A new year also means an update to the taxonomy used in BB, which now follows IOC’s World Bird List v11.2. It’s appropriate, therefore, that this month’s issue contains a paper that will likely result in a future split – and no, it’s not another cryptic species. Red Grouse, the logo of British Birds and once upon a time Britain’s only endemic species, may, soon, see specific status once again according to the recommendations laid out in this month’s paper.
One thing that doesn’t change, new year or not, is the challenge posed by the identification of swifts.

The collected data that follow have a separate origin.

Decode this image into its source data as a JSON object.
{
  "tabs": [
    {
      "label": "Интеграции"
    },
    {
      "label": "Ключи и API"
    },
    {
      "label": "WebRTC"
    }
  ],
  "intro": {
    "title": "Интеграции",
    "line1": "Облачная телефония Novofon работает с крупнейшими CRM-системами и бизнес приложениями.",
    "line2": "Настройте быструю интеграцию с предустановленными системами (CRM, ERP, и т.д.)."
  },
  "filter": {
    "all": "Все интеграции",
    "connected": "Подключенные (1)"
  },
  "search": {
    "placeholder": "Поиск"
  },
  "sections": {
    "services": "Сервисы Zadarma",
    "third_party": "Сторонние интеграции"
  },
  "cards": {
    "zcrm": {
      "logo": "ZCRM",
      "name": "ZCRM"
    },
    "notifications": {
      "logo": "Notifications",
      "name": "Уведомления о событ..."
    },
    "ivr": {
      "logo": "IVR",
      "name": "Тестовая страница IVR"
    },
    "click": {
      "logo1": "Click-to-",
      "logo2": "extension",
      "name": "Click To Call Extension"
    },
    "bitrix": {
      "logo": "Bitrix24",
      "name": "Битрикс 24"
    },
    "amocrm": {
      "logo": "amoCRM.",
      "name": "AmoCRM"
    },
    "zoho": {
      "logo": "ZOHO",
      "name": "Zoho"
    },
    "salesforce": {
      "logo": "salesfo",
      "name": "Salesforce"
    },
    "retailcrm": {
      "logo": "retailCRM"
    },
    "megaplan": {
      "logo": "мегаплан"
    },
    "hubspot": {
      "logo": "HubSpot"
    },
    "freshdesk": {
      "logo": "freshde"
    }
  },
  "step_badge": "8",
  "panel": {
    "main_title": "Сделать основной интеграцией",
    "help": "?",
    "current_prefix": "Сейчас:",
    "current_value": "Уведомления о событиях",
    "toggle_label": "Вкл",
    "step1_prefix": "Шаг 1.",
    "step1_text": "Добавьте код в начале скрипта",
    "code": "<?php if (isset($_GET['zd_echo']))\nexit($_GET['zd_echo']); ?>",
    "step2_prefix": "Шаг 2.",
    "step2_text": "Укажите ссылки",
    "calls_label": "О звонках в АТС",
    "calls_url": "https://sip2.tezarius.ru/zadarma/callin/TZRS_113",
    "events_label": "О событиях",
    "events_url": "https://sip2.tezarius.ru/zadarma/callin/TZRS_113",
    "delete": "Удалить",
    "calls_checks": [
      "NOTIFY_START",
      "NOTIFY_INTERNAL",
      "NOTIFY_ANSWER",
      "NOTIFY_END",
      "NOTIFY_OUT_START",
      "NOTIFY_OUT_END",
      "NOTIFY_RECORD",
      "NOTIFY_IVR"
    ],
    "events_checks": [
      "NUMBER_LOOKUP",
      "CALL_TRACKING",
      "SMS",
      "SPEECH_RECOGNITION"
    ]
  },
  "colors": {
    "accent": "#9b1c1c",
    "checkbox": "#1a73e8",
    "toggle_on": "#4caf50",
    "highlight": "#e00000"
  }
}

The Asian subspecies of Common Swift, Apus apus pekinensis, has occasionally been suspected to occur as a vagrant in Europe, but such is the difficulty in nailing the identification, there are not yet any confirmed records. Following publication of the identification paper in this month’s BB, could we soon see Europe’s first confirmed record of pekinensis?
Our third main paper presents the benefits of daily supplementary feeding of farmland birds in winter. It may not be the silver bullet that declining farmland birds need, but the paper argues that widespread implementation of such feeding can at least help to slow declines, and that can only be a good thing for maintaining the future prospects of some of our species most in trouble.